Handelsplattformen im Forexhandel

Für Forexbroker gibt es bei der Wahl der Handelsplattformen zwei Möglichkeiten. Entweder greifen sie auf bestehende, unternehmensübergreifende Plattformen von Drittanbietern zurück oder sie lassen hauseigene Produkte entwickeln. In der Mehrzahl haben sich die Broker jedoch dazu entschieden, auf bereits bestehende Plattformen zurückzugreifen. Bei den Drittanbietern hat sich die zyprische Metaquotes Software Corporation mit ihrer Plattform MetaTrader 4 faktisch als Standard etabliert.

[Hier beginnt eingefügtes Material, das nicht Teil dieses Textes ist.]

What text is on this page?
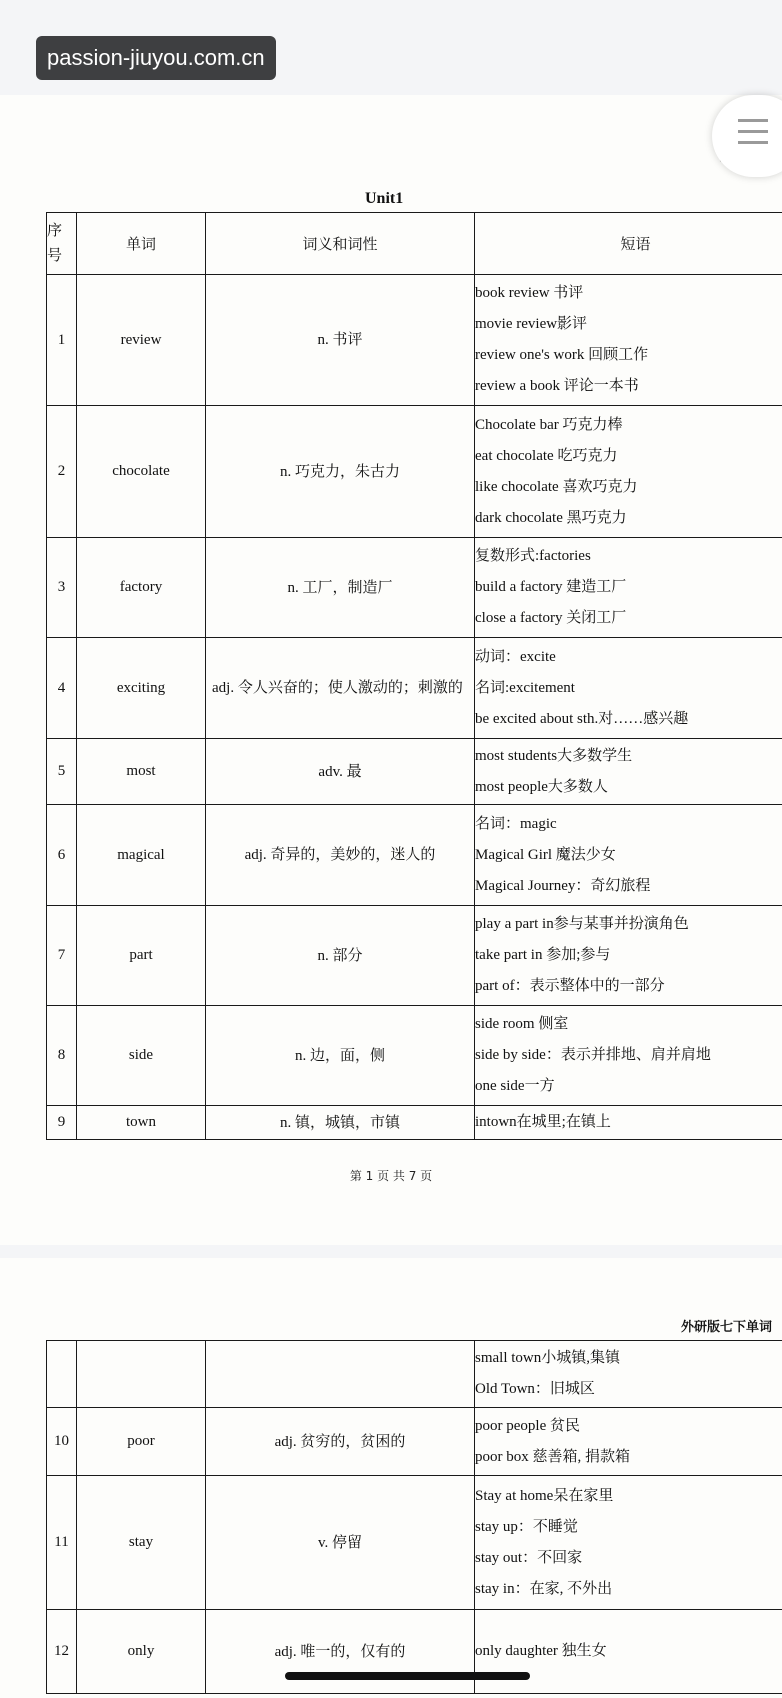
passion-jiuyou.com.cn
Unit1
第 1 页 共 7 页
序号	单词	词义和词性	短语
1	review	n. 书评	book review 书评
movie review影评
review one's work 回顾工作
review a book 评论一本书

2	chocolate	n. 巧克力，朱古力	Chocolate bar 巧克力棒
eat chocolate 吃巧克力
like chocolate 喜欢巧克力
dark chocolate 黑巧克力

3	factory	n. 工厂，制造厂	复数形式:factories
build a factory 建造工厂
close a factory 关闭工厂

4	exciting	adj. 令人兴奋的；使人激动的；刺激的	动词：excite
名词:excitement
be excited about sth.对……感兴趣

5	most	adv. 最	most students大多数学生
most people大多数人

6	magical	adj. 奇异的，美妙的，迷人的	名词：magic
Magical Girl 魔法少女
Magical Journey：奇幻旅程

7	part	n. 部分	play a part in参与某事并扮演角色
take part in 参加;参与
part of：表示整体中的一部分

8	side	n. 边，面，侧	side room 侧室
side by side：表示并排地、肩并肩地
one side一方

9	town	n. 镇，城镇，市镇	intown在城里;在镇上
外研版七下单词

			small town小城镇,集镇
Old Town：旧城区

10	poor	adj. 贫穷的，贫困的	poor people 贫民
poor box 慈善箱, 捐款箱

11	stay	v. 停留	Stay at home呆在家里
stay up：不睡觉
stay out：不回家
stay in：在家, 不外出

12	only	adj. 唯一的，仅有的	only daughter 独生女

Die seit 2009 erhältliche Variante MetaTrader 5 betrachtet das Unternehmen jedoch nicht als Nachfolger, sondern als Alternative zu MT 4. Neben den klassischen Handelsplattformen setzt  sich zur Zeit auch noch eine andere Option am Markt durch, die sozialen Tradernetzwerke. Diese Variante verknüpft die Funktionen einer Handelsplattform mit den Funktionen der bekannten sozialen Netzwerke wie Facebook oder Twitter. Ziel ist es, die Trader untereinander zu vernetzen und im Rahmen einer Community gerade Neulingen den Einstieg so einfach wie möglich zu gestalten. Mit Copy-Funktionen versehen, ermöglichen sie das einfache Kopieren der Trades anderer Mitglieder aus der Community. Das erste und bekannteste soziale Tradernetzwerk stammt aus Israel und ist unter dem Namen eToro bekannt. Das Netzwerk basiert auf der hauseigenen Plattform Webtrader. Interessiert ihr euch mehr für das Software-Angebot für Binär-Optionen Handel, dann wird euch sicher dieser Artikel bei DigitalOptionen.com interessieren.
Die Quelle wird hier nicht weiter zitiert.